If you are the social voice of your organization, experts recommend an organization creates house rules. These social media house rules can be published on your organization’s site for your consumers to see and/or used as internal rules for consistent messaging and safety.
Consider only giving one person access to your main site, or if you need to have more than one administrator, an article in The BrainYard suggested using third-party applications such as HootSuite so multiple employees can post but only one will have access to the passwords of the actual sites.
The article titled, “5 Ways Enterprises Can Stay Safer On Facebook,” had some other great points from Andre Eaddy, director of cybersecurity portfolio services at Unisys, that I believe are important.
Eaddy suggested to take action quickly if there is a compromise: when an organization’s brand or reputation has been jeopardized, employees need to act immediately and be sure the right messaging is produced to alleviate the damage.

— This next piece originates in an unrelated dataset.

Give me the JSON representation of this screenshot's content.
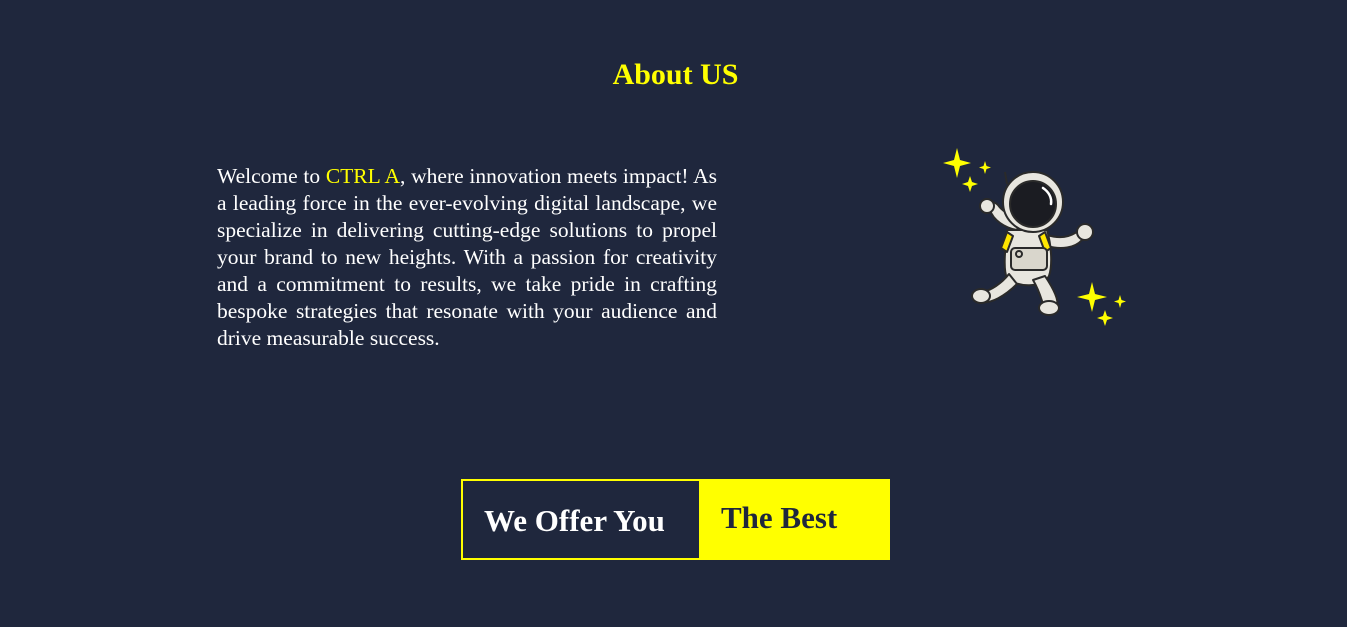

Another important item to remember as an organization is that if you have given multiple people access to the organization’s social site, the organization may face issues down the road if that employee leaves or the relationship turns. For this reason, precautions should be considered before deciding to allow multiple people to manage your site.
Eaddy also offers similar steps like not sharing passwords and educating the organization’s social media users.
To sum it up, be smart about social media. Just because a message looks personalized, it doesn’t mean it is. Just because an offer seems appealing, don’t click it. While social media is a great tool for you to connect with your employees and consumers on a more personal level, you must understand the dangers before you decide to activate these sites for your organization.